El informe GEA (Guía Estratégica para el Agro) de la Bolsa de Comercio de Rosario, emitido el 22 de enero, analiza el comportamiento de la última tormenta generalizada en la región núcleo. Hubo un cambio y fue la primera tormenta que se trasladó de norte a sur, rompiendo con el patrón del clima de los últimos seis meses. El resultado fue de lluvias más generalizadas y grandes registros en zonas marginadas como La Pampa, oeste de Buenos Aires y a lo ancho del norte argentino.

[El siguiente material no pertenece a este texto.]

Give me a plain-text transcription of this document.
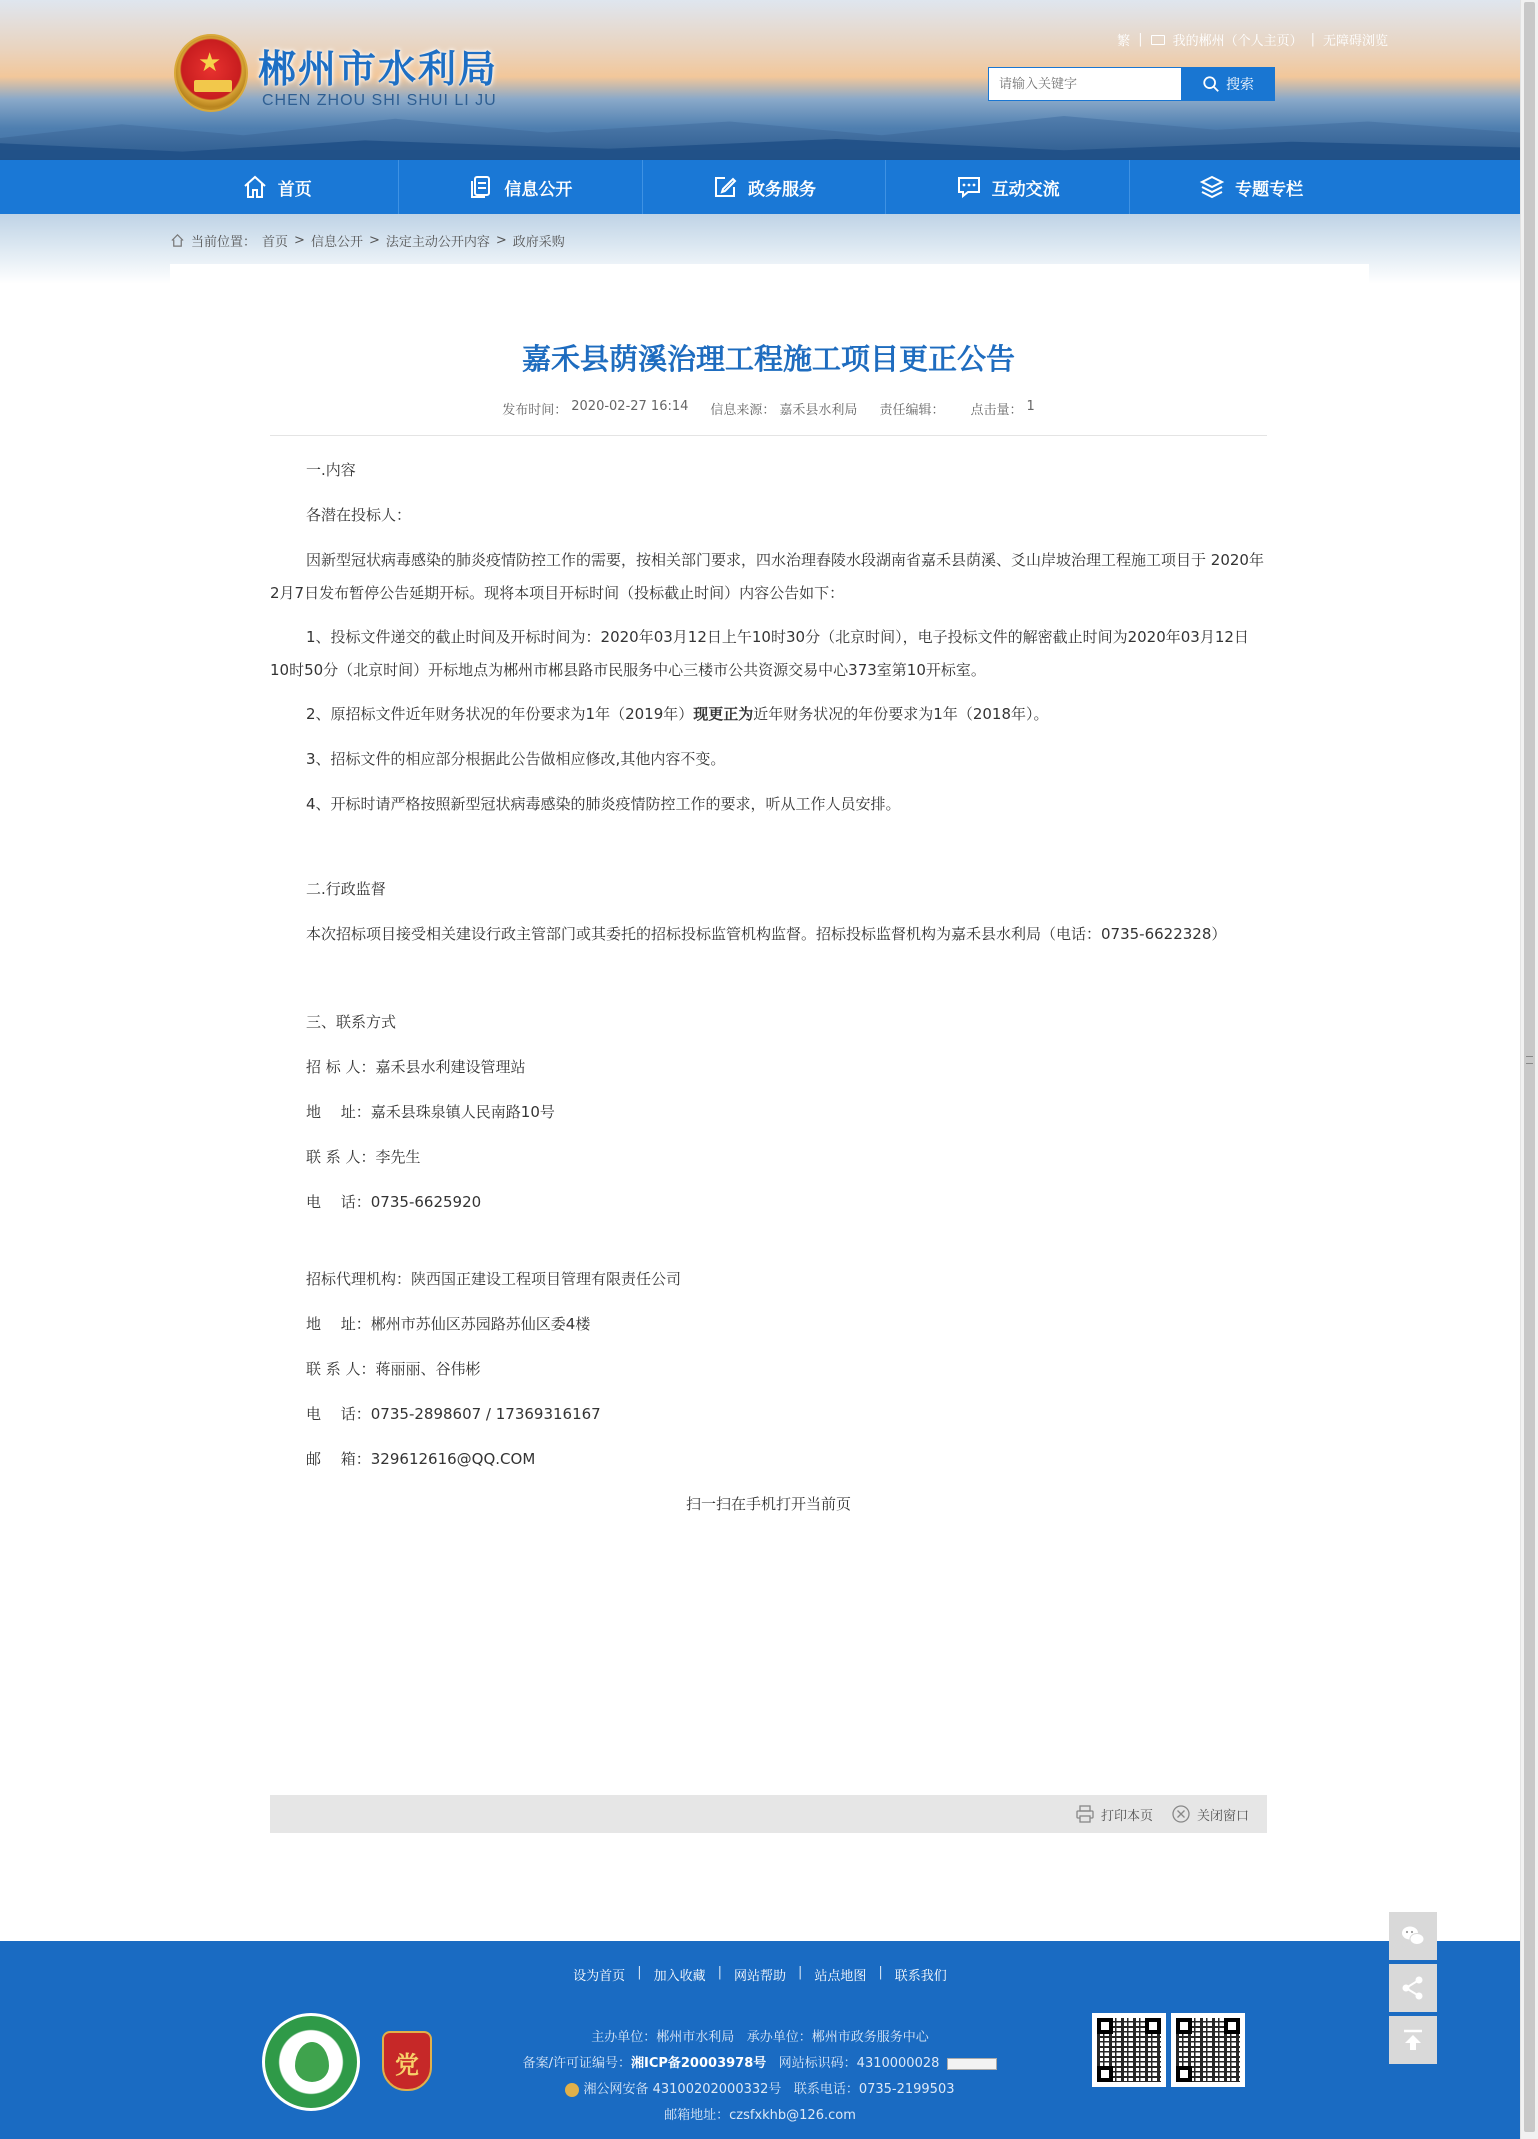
★ 郴州市水利局
CHEN ZHOU SHI SHUI LI JU
繁 | 我的郴州（个人主页） | 无障碍浏览
请输入关键字
搜索
首页	信息公开	政务服务	互动交流	专题专栏
当前位置： 首页 > 信息公开 > 法定主动公开内容 > 政府采购
嘉禾县荫溪治理工程施工项目更正公告
发布时间： 2020-02-27 16:14 信息来源： 嘉禾县水利局 责任编辑： 点击量： 1

一.内容

各潜在投标人：

因新型冠状病毒感染的肺炎疫情防控工作的需要，按相关部门要求，四水治理舂陵水段湖南省嘉禾县荫溪、爻山岸坡治理工程施工项目于 2020年2月7日发布暂停公告延期开标。现将本项目开标时间（投标截止时间）内容公告如下：

1、投标文件递交的截止时间及开标时间为：2020年03月12日上午10时30分（北京时间），电子投标文件的解密截止时间为2020年03月12日10时50分（北京时间）开标地点为郴州市郴县路市民服务中心三楼市公共资源交易中心373室第10开标室。

2、原招标文件近年财务状况的年份要求为1年（2019年）现更正为近年财务状况的年份要求为1年（2018年）。

3、招标文件的相应部分根据此公告做相应修改,其他内容不变。

4、开标时请严格按照新型冠状病毒感染的肺炎疫情防控工作的要求，听从工作人员安排。

二.行政监督

本次招标项目接受相关建设行政主管部门或其委托的招标投标监管机构监督。招标投标监督机构为嘉禾县水利局（电话：0735-6622328）

三、联系方式

招 标 人：嘉禾县水利建设管理站

地　 址：嘉禾县珠泉镇人民南路10号

联 系 人：李先生

电　 话：0735-6625920

招标代理机构：陕西国正建设工程项目管理有限责任公司

地　 址：郴州市苏仙区苏园路苏仙区委4楼

联 系 人：蒋丽丽、谷伟彬

电　 话：0735-2898607 / 17369316167

邮　 箱：329612616@QQ.COM

扫一扫在手机打开当前页
打印本页	关闭窗口
设为首页 | 加入收藏 | 网站帮助 | 站点地图 | 联系我们
党
主办单位：郴州市水利局 承办单位：郴州市政务服务中心
备案/许可证编号：湘ICP备20003978号 网站标识码：4310000028
湘公网安备 43100202000332号 联系电话：0735-2199503
邮箱地址：czsfxkhb@126.com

Quinta semana consecutiva de lluvias importantes

Las lluvias del 19 al 21 de enero fueron distintas a las anteriores: se desarrollaron de norte a sur. Esta vez, se formó un frente activo de una gran anchura.

El traslado de aire húmedo y caliente del Atlántico y la Amazonia fue mucho más importante que en otras ocasiones y se impuso a las limitaciones de las circulaciones frías del sur de Argentina.

El resultado fue de lluvias con registros que superaron los 100 mm y que llegaron a lugares que aún seguían necesitando agua, como el norte de Córdoba, oeste bonaerense y este de La Pampa.

El comportamiento del frente benefició a los sectores más marginados

En el norte y sur del país, las lluvias abrazaron áreas claves. Gran parte del sur de Corrientes y norte de Entre Ríos recibieron lluvias de más de 50 mm formando una lengua que atraviesa el centro de Santa Fe con marcas notables.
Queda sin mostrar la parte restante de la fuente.